- The LFQA model learns to form answers from long-form content.
- It is available on platforms like Reddit, Wikipedia, and other social media platforms.
- Popular LFQA models still struggle to solve complex mathematical problems.
Introduction:
The work of long-form question answering (LFQA) involves the document retrieval relevant to a given question and using those documents to develop a paragraph-length answer for the question. According to a recent paper co-authored by the University of Massachusetts and Google, these machine learning models have been proposed for LFQA and have also posed a challenge for the researchers.
An LFQA system achieves a state of art performance within a popular data set. The researchers found that even with the best LFQA models, the models do not provide answers according to the document retrieval. Also, these models don’t demonstrate an understanding of the documents retrieved.

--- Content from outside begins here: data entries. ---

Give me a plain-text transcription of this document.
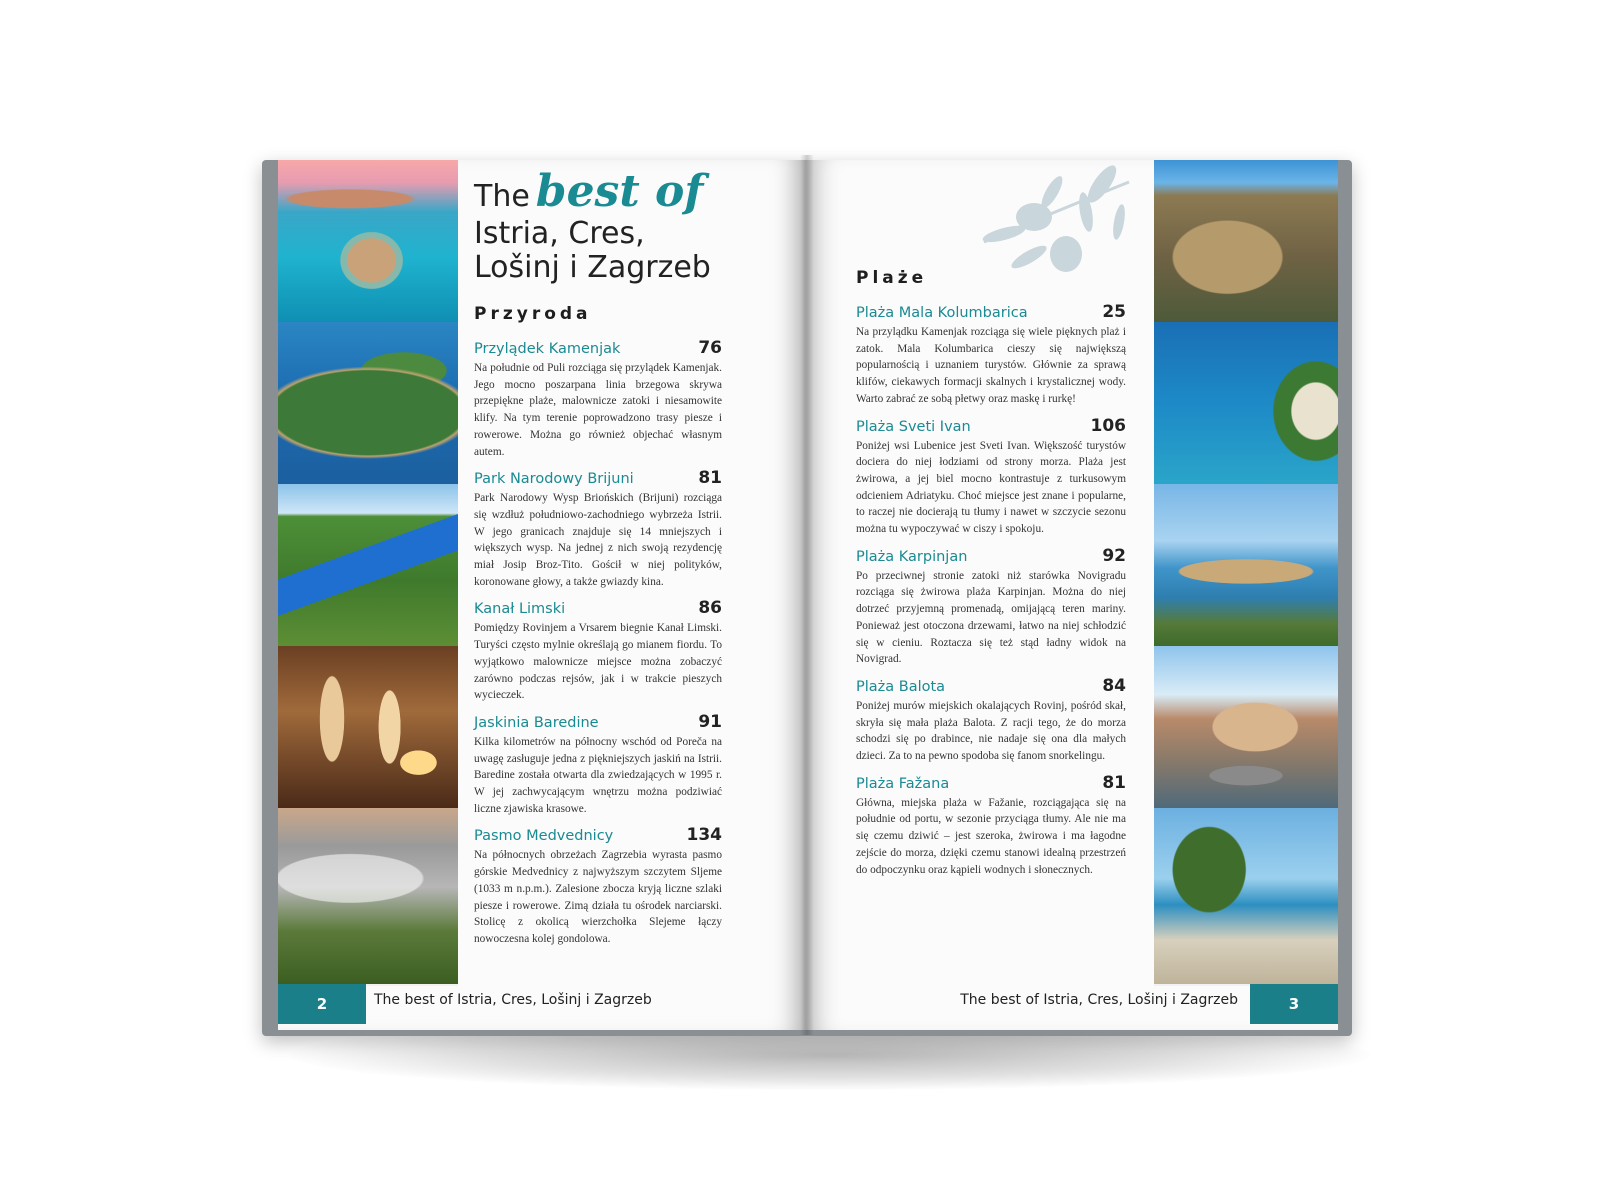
The best of
Istria, Cres,
Lošinj i Zagrzeb
Przyroda
Przylądek Kamenjak	76
Na południe od Puli rozciąga się przylądek Kamenjak. Jego mocno poszarpana linia brzegowa skrywa przepiękne plaże, malownicze zatoki i niesamowite klify. Na tym terenie poprowadzono trasy piesze i rowerowe. Można go również objechać własnym autem.
Park Narodowy Brijuni	81
Park Narodowy Wysp Briońskich (Brijuni) rozciąga się wzdłuż południowo-zachodniego wybrzeża Istrii. W jego granicach znajduje się 14 mniejszych i większych wysp. Na jednej z nich swoją rezydencję miał Josip Broz-Tito. Gościł w niej polityków, koronowane głowy, a także gwiazdy kina.
Kanał Limski	86
Pomiędzy Rovinjem a Vrsarem biegnie Kanał Limski. Turyści często mylnie określają go mianem fiordu. To wyjątkowo malownicze miejsce można zobaczyć zarówno podczas rejsów, jak i w trakcie pieszych wycieczek.
Jaskinia Baredine	91
Kilka kilometrów na północny wschód od Poreča na uwagę zasługuje jedna z piękniejszych jaskiń na Istrii. Baredine została otwarta dla zwiedzających w 1995 r. W jej zachwycającym wnętrzu można podziwiać liczne zjawiska krasowe.
Pasmo Medvednicy	134
Na północnych obrzeżach Zagrzebia wyrasta pasmo górskie Medvednicy z najwyższym szczytem Sljeme (1033 m n.p.m.). Zalesione zbocza kryją liczne szlaki piesze i rowerowe. Zimą działa tu ośrodek narciarski. Stolicę z okolicą wierzchołka Slejeme łączy nowoczesna kolej gondolowa.
2	The best of Istria, Cres, Lošinj i Zagrzeb
Plaże
Plaża Mala Kolumbarica	25
Na przylądku Kamenjak rozciąga się wiele pięknych plaż i zatok. Mala Kolumbarica cieszy się największą popularnością i uznaniem turystów. Głównie za sprawą klifów, ciekawych formacji skalnych i krystalicznej wody. Warto zabrać ze sobą płetwy oraz maskę i rurkę!
Plaża Sveti Ivan	106
Poniżej wsi Lubenice jest Sveti Ivan. Większość turystów dociera do niej łodziami od strony morza. Plaża jest żwirowa, a jej biel mocno kontrastuje z turkusowym odcieniem Adriatyku. Choć miejsce jest znane i popularne, to raczej nie docierają tu tłumy i nawet w szczycie sezonu można tu wypoczywać w ciszy i spokoju.
Plaża Karpinjan	92
Po przeciwnej stronie zatoki niż starówka Novigradu rozciąga się żwirowa plaża Karpinjan. Można do niej dotrzeć przyjemną promenadą, omijającą teren mariny. Ponieważ jest otoczona drzewami, łatwo na niej schłodzić się w cieniu. Roztacza się też stąd ładny widok na Novigrad.
Plaża Balota	84
Poniżej murów miejskich okalających Rovinj, pośród skał, skryła się mała plaża Balota. Z racji tego, że do morza schodzi się po drabince, nie nadaje się ona dla małych dzieci. Za to na pewno spodoba się fanom snorkelingu.
Plaża Fažana	81
Główna, miejska plaża w Fažanie, rozciągająca się na południe od portu, w sezonie przyciąga tłumy. Ale nie ma się czemu dziwić – jest szeroka, żwirowa i ma łagodne zejście do morza, dzięki czemu stanowi idealną przestrzeń do odpoczynku oraz kąpieli wodnych i słonecznych.
The best of Istria, Cres, Lošinj i Zagrzeb	3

How does the machine learning model learn the language:
Massive language models which include Open AI GPT-3 and Google’s Gshard have learned to write human-like text by internalizing billions of examples from the open web. It uses sources like ebooks, Wikipedia, and social media platforms including Reddit to complete the sentences and form large paragraphs.

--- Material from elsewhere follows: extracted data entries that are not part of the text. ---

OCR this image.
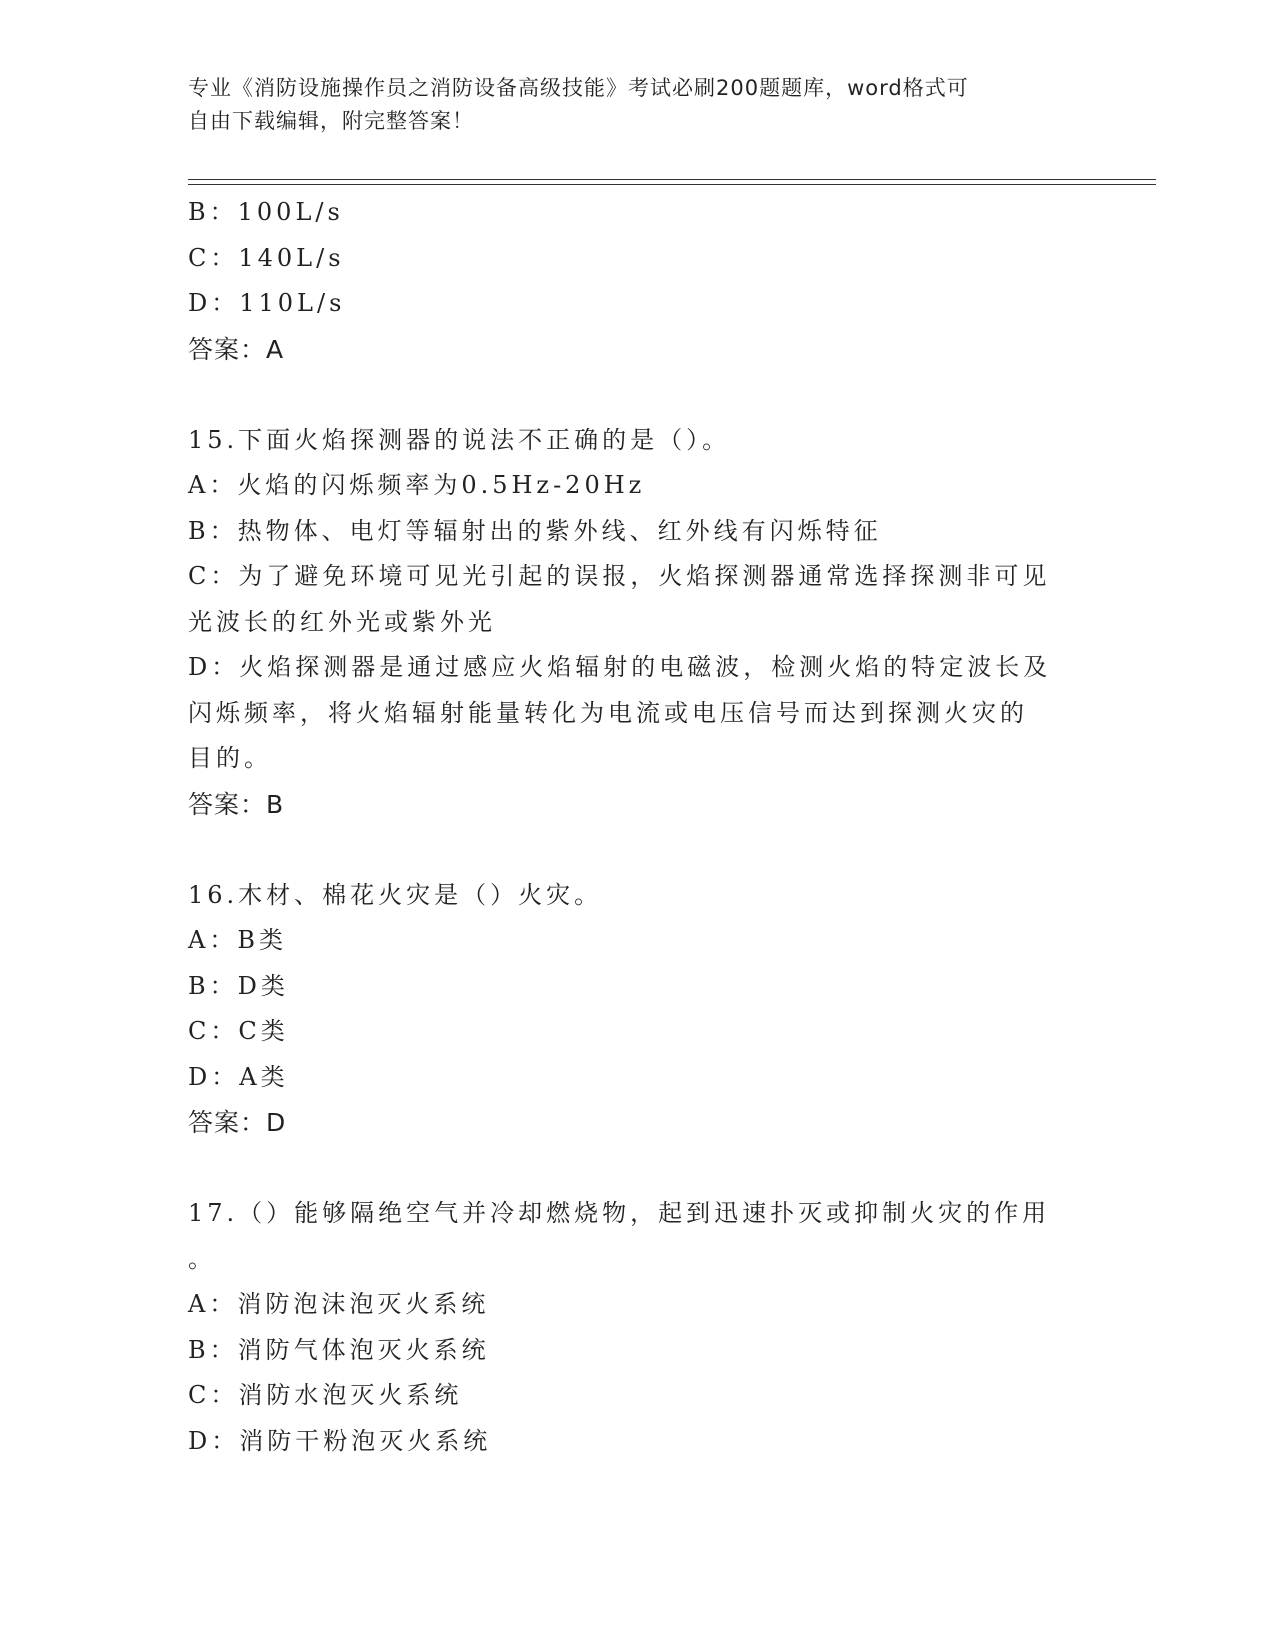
专业《消防设施操作员之消防设备高级技能》考试必刷200题题库，word格式可
自由下载编辑，附完整答案！
B：100L/s
C：140L/s
D：110L/s
答案：A
15.下面火焰探测器的说法不正确的是（）。
A：火焰的闪烁频率为0.5Hz-20Hz
B：热物体、电灯等辐射出的紫外线、红外线有闪烁特征
C：为了避免环境可见光引起的误报，火焰探测器通常选择探测非可见
光波长的红外光或紫外光
D：火焰探测器是通过感应火焰辐射的电磁波，检测火焰的特定波长及
闪烁频率，将火焰辐射能量转化为电流或电压信号而达到探测火灾的
目的。
答案：B
16.木材、棉花火灾是（）火灾。
A：B类
B：D类
C：C类
D：A类
答案：D
17.（）能够隔绝空气并冷却燃烧物，起到迅速扑灭或抑制火灾的作用
。
A：消防泡沫泡灭火系统
B：消防气体泡灭火系统
C：消防水泡灭火系统
D：消防干粉泡灭火系统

But research demonstrates the pitfall of such a training approach. The open-domain question answering model often simply memorizes the answers that they find in the data on which they are trained. Because of this language models can be prompted to display sensitive and private information if it is given certain words and phrases.
What does the research say?
In a recent study, the co-authors evaluated their LF QA models on ELI5. ELI5 is a python library that enables the developers to visualize and debug the machine learning models through a unified API. They saw a significant overlap between the data used to train and test the model and around 81% were given in the paraphrased form. This brought out the issues with the model along with ELI5.
“[Our] in-depth analysis reveals [shortcomings] not only with our model but also with the ELI5 dataset and evaluation metrics. We hope that the community works towards solving these issues so that we can climb the right hills and make meaningful progress,” they wrote in the paper.
These models face umpteen challenges and memorization is just one of them, to begin with. Another research also shows that even state-of-the-art language models struggle to work with and solve complex bulk of mathematical problems. According to a paper published by the University of California, Berkeley found that massive language models which include Open AI’s GPT-3 can compete only with 2.9% to 6.9% of problems from a dataset of more than 12500.
How does the language model work around abusive language and sensitive words:
OpenAI itself notes that its flagship language model, GPT-3, places words like “naughty” or “sucked” near female pronouns and “Islam” near words like “terrorism.”A paper by Stanford University Ph.D. candidate and Gradio founder Abubakar Abid detailed the anti-Muslim tendencies of text generated by GPT-3. And the Middlebury Institute of International Studies’ Center on Terrorism, Extremism, and Counterterrorism claims that GPT-3 could reliably generate “informational” and “influential” text that might “radicalize individuals into violent far-right extremist ideologies and behaviors.”
Among researchers, leading AI researcher Timnit Gebru questions the wisdom of developing massive language models that examines who derives the benefit and disadvantages from them. Gebru co authored a paper that highlights the impact of large language model’s carbon footprint on marginalized communities. Such models also depict the tendencies to perpetuate abusive language, hate speech, microaggressions, stereotypes, and other language types that dehumanizes a specific group of people.